NFL

DirecTV benefits from blackout, adds 139K subscribers

DirecTV emerged Tuesday as one of the biggest winners of last summer’s carriage meltdown between Time Warner Cable and CBS — adding 139,000 new subscribers in the third quarter.

The additions blew the doors off the 70,000 forecast from Wall Street and was the biggest jump in subscribers since 2011.

However, unexpected weakness in Latin America, which DirecTV had pegged as its hottest territory, spooked investors who sent shares down 1.3 percent in heavy trading.

DirecTV stock closed down 1.3 percent Tuesday to $63.53.

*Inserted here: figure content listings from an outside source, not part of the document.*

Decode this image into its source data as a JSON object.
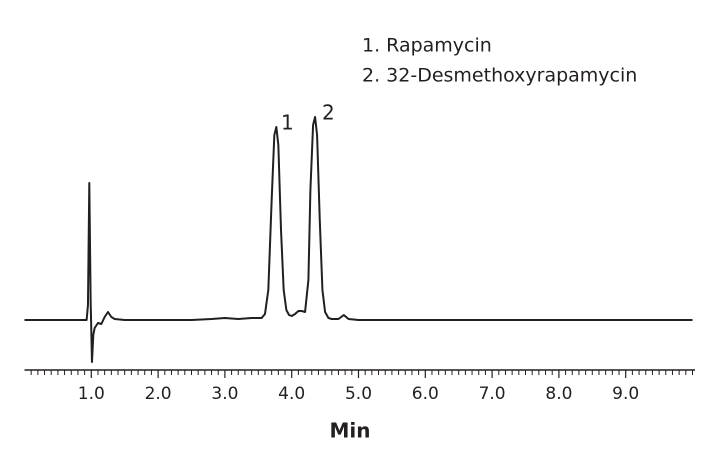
{
  "chart_data": {
    "type": "line",
    "legend_items": [
      "1.  Rapamycin",
      "2.  32-Desmethoxyrapamycin"
    ],
    "peak_labels": [
      "1",
      "2"
    ],
    "xlabel": "Min",
    "color": "#231f20",
    "x": [
      0,
      0.5,
      0.9,
      0.93,
      0.95,
      0.97,
      0.99,
      1.01,
      1.03,
      1.05,
      1.08,
      1.1,
      1.15,
      1.2,
      1.25,
      1.3,
      1.35,
      1.5,
      2.0,
      2.5,
      2.8,
      3.0,
      3.2,
      3.4,
      3.55,
      3.6,
      3.65,
      3.7,
      3.74,
      3.77,
      3.8,
      3.84,
      3.88,
      3.92,
      3.96,
      4.0,
      4.05,
      4.1,
      4.15,
      4.2,
      4.25,
      4.28,
      4.32,
      4.35,
      4.38,
      4.42,
      4.46,
      4.5,
      4.55,
      4.6,
      4.7,
      4.78,
      4.85,
      5.0,
      6.0,
      7.0,
      8.0,
      9.0,
      10.0
    ],
    "values": [
      0,
      0,
      0,
      0,
      15,
      137,
      20,
      -42,
      -15,
      -8,
      -5,
      -3,
      -4,
      3,
      8,
      3,
      1,
      0,
      0,
      0,
      1,
      2,
      1,
      2,
      2,
      6,
      30,
      120,
      185,
      193,
      175,
      90,
      30,
      10,
      5,
      4,
      6,
      9,
      9,
      8,
      40,
      130,
      195,
      203,
      185,
      100,
      30,
      8,
      2,
      1,
      1,
      5,
      1,
      0,
      0,
      0,
      0,
      0,
      0
    ],
    "xlim": [
      0,
      10
    ],
    "xticks": [
      {
        "value": 1,
        "label": "1.0"
      },
      {
        "value": 2,
        "label": "2.0"
      },
      {
        "value": 3,
        "label": "3.0"
      },
      {
        "value": 4,
        "label": "4.0"
      },
      {
        "value": 5,
        "label": "5.0"
      },
      {
        "value": 6,
        "label": "6.0"
      },
      {
        "value": 7,
        "label": "7.0"
      },
      {
        "value": 8,
        "label": "8.0"
      },
      {
        "value": 9,
        "label": "9.0"
      }
    ],
    "xminorticks": [
      0.1,
      0.2,
      0.3,
      0.4,
      0.5,
      0.6,
      0.7,
      0.8,
      0.9,
      1.1,
      1.2,
      1.3,
      1.4,
      1.5,
      1.6,
      1.7,
      1.8,
      1.9,
      2.1,
      2.2,
      2.3,
      2.4,
      2.5,
      2.6,
      2.7,
      2.8,
      2.9,
      3.1,
      3.2,
      3.3,
      3.4,
      3.5,
      3.6,
      3.7,
      3.8,
      3.9,
      4.1,
      4.2,
      4.3,
      4.4,
      4.5,
      4.6,
      4.7,
      4.8,
      4.9,
      5.1,
      5.2,
      5.3,
      5.4,
      5.5,
      5.6,
      5.7,
      5.8,
      5.9,
      6.1,
      6.2,
      6.3,
      6.4,
      6.5,
      6.6,
      6.7,
      6.8,
      6.9,
      7.1,
      7.2,
      7.3,
      7.4,
      7.5,
      7.6,
      7.7,
      7.8,
      7.9,
      8.1,
      8.2,
      8.3,
      8.4,
      8.5,
      8.6,
      8.7,
      8.8,
      8.9,
      9.1,
      9.2,
      9.3,
      9.4,
      9.5,
      9.6,
      9.7,
      9.8,
      9.9,
      10
    ],
    "ylim": [
      -60,
      240
    ]
  }
}
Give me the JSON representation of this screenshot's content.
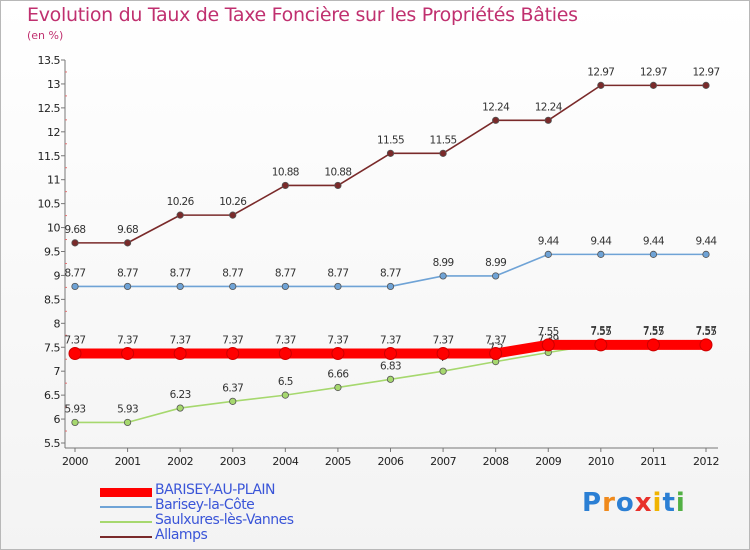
{
  "title": "Evolution du Taux de Taxe Foncière sur les Propriétés Bâties",
  "unit": "(en %)",
  "logo": "Proxiti",
  "chart_data": {
    "type": "line",
    "x": [
      "2000",
      "2001",
      "2002",
      "2003",
      "2004",
      "2005",
      "2006",
      "2007",
      "2008",
      "2009",
      "2010",
      "2011",
      "2012"
    ],
    "ylim": [
      5.5,
      13.5
    ],
    "yticks": [
      "5.5",
      "6",
      "6.5",
      "7",
      "7.5",
      "8",
      "8.5",
      "9",
      "9.5",
      "10",
      "10.5",
      "11",
      "11.5",
      "12",
      "12.5",
      "13",
      "13.5"
    ],
    "grid": false,
    "legend_position": "bottom-left",
    "series": [
      {
        "name": "BARISEY-AU-PLAIN",
        "color": "#ff0000",
        "values": [
          7.37,
          7.37,
          7.37,
          7.37,
          7.37,
          7.37,
          7.37,
          7.37,
          7.37,
          7.55,
          7.55,
          7.55,
          7.55
        ],
        "labels": [
          "7.37",
          "7.37",
          "7.37",
          "7.37",
          "7.37",
          "7.37",
          "7.37",
          "7.37",
          "7.37",
          "7.55",
          "7.55",
          "7.55",
          "7.55"
        ]
      },
      {
        "name": "Barisey-la-Côte",
        "color": "#6fa3d6",
        "values": [
          8.77,
          8.77,
          8.77,
          8.77,
          8.77,
          8.77,
          8.77,
          8.99,
          8.99,
          9.44,
          9.44,
          9.44,
          9.44
        ],
        "labels": [
          "8.77",
          "8.77",
          "8.77",
          "8.77",
          "8.77",
          "8.77",
          "8.77",
          "8.99",
          "8.99",
          "9.44",
          "9.44",
          "9.44",
          "9.44"
        ]
      },
      {
        "name": "Saulxures-lès-Vannes",
        "color": "#a6d86e",
        "values": [
          5.93,
          5.93,
          6.23,
          6.37,
          6.5,
          6.66,
          6.83,
          7.0,
          7.2,
          7.39,
          7.57,
          7.57,
          7.57
        ],
        "labels": [
          "5.93",
          "5.93",
          "6.23",
          "6.37",
          "6.5",
          "6.66",
          "6.83",
          "7",
          "7.2",
          "7.39",
          "7.57",
          "7.57",
          "7.57"
        ]
      },
      {
        "name": "Allamps",
        "color": "#7a2a2a",
        "values": [
          9.68,
          9.68,
          10.26,
          10.26,
          10.88,
          10.88,
          11.55,
          11.55,
          12.24,
          12.24,
          12.97,
          12.97,
          12.97
        ],
        "labels": [
          "9.68",
          "9.68",
          "10.26",
          "10.26",
          "10.88",
          "10.88",
          "11.55",
          "11.55",
          "12.24",
          "12.24",
          "12.97",
          "12.97",
          "12.97"
        ]
      }
    ]
  }
}
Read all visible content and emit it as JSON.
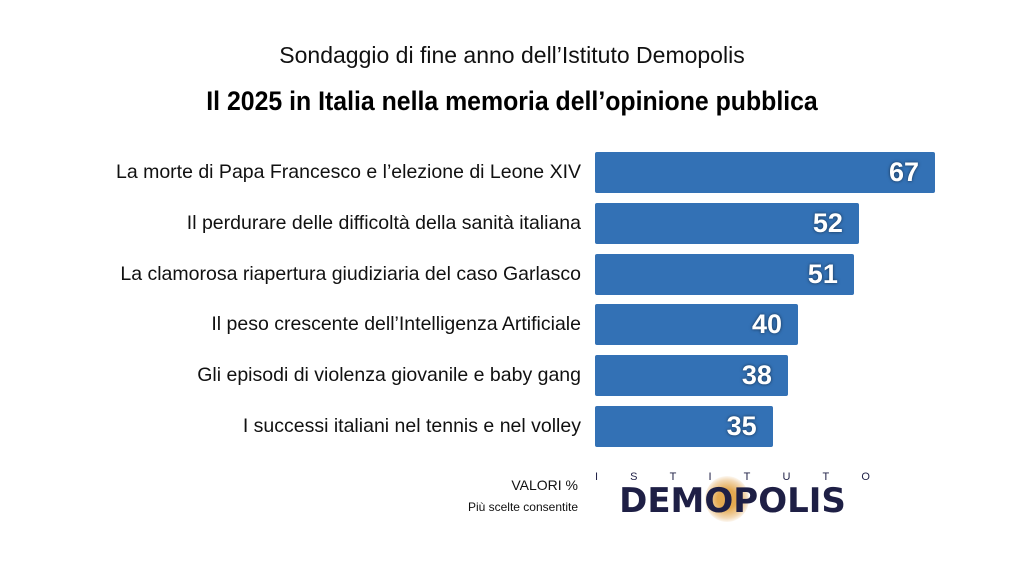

“Don’t expect them to keep up these numbers in the US,” Vijay Jayant, an analyst at ISI Media, told The Post, referring to the 1239,000 boost. “They benefited from the CBS-Time Warner Cable dispute.”

DirecTV CEO Mike White, who backs distributors in fights with programmers looking for fee increases, played down the impact of the TWC-CBS dispute, telling analysts he didn’t like to take advantage.

“I don’t think it’s in any distributor’s interests to do so,” White said. “I just don’t think it’s smart. What goes around comes around in these programming disputes.”

White said retransmission fees to broadcast stations are up 50 percent this year, something that has led DirecTV to look at distributing signals via antennas.

A 6 percent increase in the average revenue per customer, to $102.37, failed to dint enthusiasm for the service.

Revenue rose 6 percent to $7.9 billion in the third quarter.

Profit rose 24 percent to $699 million, or $1.28 per share. Analysts were looking for per-share profit of $1.

TWC, Comcast and Charter, all reported declines in video subscriptions.

Separately, White, gave no hint of how talks are going with the NFL over the firm’s desire to keep its exclusive Sunday Ticket package.

The sports package is viewed as one of the company’s best marketing weapons.